4
votes

So i have preprocessed some dicom images to feed a neural network, and in image augmentation step, the image data generator expects a 4d input while my data is 3d (200, 420, 420)

i tried reshaping the array and expanding dimensions, but in both cases i cannot plot the individual images in the array (expects image with shape 420, 420 and instead my new images have shape 420, 420, 1)

and here are my codes;

I have three functions to convert DICOM images into images with good contrast;

This one takes housefield units

def transform_to_hu(medical_image, image):
    intercept = medical_image.RescaleIntercept
    slope = medical_image.RescaleSlope
    hu_image = image * slope + intercept

    return hu_image

This one sets window image values;

def window_image(image, window_center, window_width):
    img_min = window_center - window_width // 2
    img_max = window_center + window_width // 2
    window_image = image.copy()
    window_image[window_image < img_min] = img_min
    window_image[window_image > img_max] = img_max

    return window_image

And this function loads the image:

def load_image(file_path):
    medical_image = dicom.read_file(file_path)
    image = medical_image.pixel_array

    hu_image = transform_to_hu(medical_image, image)
    brain_image = window_image(hu_image, 40, 80)
    return brain_image

Then i load my images:

files = sorted(glob.glob('F:\CT_Data_Classifier\*.dcm'))
images = np.array([load_image(path) for path in files])
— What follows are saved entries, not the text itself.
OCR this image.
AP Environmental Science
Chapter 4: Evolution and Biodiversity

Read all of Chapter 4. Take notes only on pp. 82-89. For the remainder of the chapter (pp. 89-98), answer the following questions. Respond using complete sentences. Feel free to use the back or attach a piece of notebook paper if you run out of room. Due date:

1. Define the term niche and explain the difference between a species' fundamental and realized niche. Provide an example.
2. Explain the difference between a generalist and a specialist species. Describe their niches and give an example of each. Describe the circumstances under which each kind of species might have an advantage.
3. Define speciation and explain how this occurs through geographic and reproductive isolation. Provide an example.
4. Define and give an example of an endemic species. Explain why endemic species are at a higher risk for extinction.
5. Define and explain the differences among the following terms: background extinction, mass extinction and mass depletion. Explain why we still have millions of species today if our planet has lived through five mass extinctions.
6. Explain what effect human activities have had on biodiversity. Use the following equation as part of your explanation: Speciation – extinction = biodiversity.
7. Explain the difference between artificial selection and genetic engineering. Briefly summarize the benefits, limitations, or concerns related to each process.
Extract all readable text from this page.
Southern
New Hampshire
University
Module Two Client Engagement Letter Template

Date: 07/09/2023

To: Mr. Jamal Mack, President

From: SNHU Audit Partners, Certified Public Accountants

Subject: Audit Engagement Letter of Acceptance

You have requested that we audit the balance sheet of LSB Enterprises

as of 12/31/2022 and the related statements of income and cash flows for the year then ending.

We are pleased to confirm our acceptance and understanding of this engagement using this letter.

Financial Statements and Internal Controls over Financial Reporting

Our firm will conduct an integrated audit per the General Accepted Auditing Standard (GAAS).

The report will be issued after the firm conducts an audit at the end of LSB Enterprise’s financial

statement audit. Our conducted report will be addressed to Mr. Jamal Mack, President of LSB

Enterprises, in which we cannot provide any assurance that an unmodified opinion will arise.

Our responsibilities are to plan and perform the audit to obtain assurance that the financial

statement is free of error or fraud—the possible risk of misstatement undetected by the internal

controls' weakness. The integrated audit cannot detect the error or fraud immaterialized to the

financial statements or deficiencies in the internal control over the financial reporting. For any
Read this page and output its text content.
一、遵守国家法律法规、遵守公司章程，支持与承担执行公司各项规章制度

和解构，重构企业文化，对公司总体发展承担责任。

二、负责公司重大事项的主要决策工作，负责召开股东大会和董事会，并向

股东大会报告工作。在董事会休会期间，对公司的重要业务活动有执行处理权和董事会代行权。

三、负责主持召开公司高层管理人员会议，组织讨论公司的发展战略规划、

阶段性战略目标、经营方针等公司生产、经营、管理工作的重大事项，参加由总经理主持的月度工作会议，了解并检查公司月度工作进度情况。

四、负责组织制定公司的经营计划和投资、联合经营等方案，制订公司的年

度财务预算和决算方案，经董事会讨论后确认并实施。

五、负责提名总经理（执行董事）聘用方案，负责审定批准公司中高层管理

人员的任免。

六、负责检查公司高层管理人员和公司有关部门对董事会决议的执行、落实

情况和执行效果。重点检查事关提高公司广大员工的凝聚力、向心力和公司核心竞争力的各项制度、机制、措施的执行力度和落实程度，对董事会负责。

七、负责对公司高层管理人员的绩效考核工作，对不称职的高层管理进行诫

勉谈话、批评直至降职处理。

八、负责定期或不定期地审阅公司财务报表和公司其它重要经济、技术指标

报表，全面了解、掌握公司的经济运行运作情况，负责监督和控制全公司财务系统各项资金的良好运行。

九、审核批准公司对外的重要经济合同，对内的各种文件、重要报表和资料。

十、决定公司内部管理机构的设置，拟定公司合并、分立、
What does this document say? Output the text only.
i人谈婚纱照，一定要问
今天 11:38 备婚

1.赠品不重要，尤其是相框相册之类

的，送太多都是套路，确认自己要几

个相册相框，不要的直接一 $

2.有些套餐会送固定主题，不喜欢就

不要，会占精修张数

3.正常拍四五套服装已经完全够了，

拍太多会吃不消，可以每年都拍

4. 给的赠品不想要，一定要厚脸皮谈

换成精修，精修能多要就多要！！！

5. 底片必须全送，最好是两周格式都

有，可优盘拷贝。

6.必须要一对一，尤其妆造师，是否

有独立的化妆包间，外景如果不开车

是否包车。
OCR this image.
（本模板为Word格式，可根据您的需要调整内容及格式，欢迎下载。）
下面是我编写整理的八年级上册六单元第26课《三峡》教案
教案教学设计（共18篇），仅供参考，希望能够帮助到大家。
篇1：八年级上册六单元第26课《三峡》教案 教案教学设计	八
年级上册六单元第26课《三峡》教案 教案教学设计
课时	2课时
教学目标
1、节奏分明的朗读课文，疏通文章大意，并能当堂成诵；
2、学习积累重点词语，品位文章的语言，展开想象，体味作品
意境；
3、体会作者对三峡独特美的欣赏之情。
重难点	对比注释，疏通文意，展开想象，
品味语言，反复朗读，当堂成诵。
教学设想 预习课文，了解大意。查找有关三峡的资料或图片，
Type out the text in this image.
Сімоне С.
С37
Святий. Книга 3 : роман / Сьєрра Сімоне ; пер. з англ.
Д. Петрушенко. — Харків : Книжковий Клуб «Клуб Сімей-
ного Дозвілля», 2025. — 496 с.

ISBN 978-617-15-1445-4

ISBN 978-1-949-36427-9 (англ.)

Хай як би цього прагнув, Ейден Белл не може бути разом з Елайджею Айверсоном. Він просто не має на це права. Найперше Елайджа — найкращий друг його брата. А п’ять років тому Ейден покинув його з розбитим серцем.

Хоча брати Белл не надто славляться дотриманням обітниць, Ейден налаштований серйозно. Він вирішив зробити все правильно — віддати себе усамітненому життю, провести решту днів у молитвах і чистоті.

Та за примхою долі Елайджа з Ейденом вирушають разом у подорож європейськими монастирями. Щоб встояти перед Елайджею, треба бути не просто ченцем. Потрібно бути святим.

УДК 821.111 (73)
images.shape returns (200, 512, 512) and everything is fine about the data, for example i can plot 100th image by plt.imshow(images[100]) and it plots an image

i then feed the data into image data generator

train_image_data = ImageDataGenerator(
    rescale=1./255,
    shear_range=0.,
    zoom_range=0.05,
    rotation_range=180,
    width_shift_range=0.05,
    height_shift_range=0.05,
    horizontal_flip=True,
    vertical_flip=True,
    fill_mode='constant',
    cval=0

but then, when i try to plot, with this code:

plt.figure(figsize=(12, 12))
for X_batch, y_batch in train_image_data.flow(trainX, trainY, batch_size=9):
    for i in range(0, 9):
        plt.subplot(330 + 1 + i)
        plt.imshow(X_batch[i])
    plt.show()
    break 

it returns

(ValueError: ('Input data in "NumpyArrayIterator" should have rank 4. You passed an array with shape', (162, 420, 420)))

i tried expand_dims and reshape to add an extra dimension at the end of the array to represent channels but then it returns

TypeError: Invalid shape (420, 420, 1) for image data

in the plt.imshow stage

im a doctor and not an experienced programmer, so i would really appreciate your help. cheers.

1
Please see my answer. One question: are you training on slices of the dicom? or do you want to train on volumetric data? the image data generator is meant for images, not volumes.jakub
Hello jakub, yes i am training on DICOM slices not on volumetric data. Do you know a good resource where i can learn how to train the model on volumetric data?Şiyar Bahadır
I made a framework on top of tensorflow/keras for training on volumetric data. github.com/neuronets/nobrainer But in general, i referred to blog posts and journal articles on doing this. Please try out the framework i linked to, as it is meant to help people who are not necessarily experienced programmers. And please feel free to submit an issue on the github repository if you run into problems or have questions.jakub
Wow you are great!!! thanks a lotŞiyar Bahadır

1 Answers

2
votes

You are correct in adding an extra dimension to represent channels. That part seems fine. The problem is with plotting. For that, you can use:

plt.matshow(x[..., 0]).

where x is the 3D array. The syntax x[..., 0] means take index 0 of the last dimension of array x. The ellipsis (...) is shorthand to fill in the dimensions. For a 3D array, the equivalent call would be x[:, :, 0].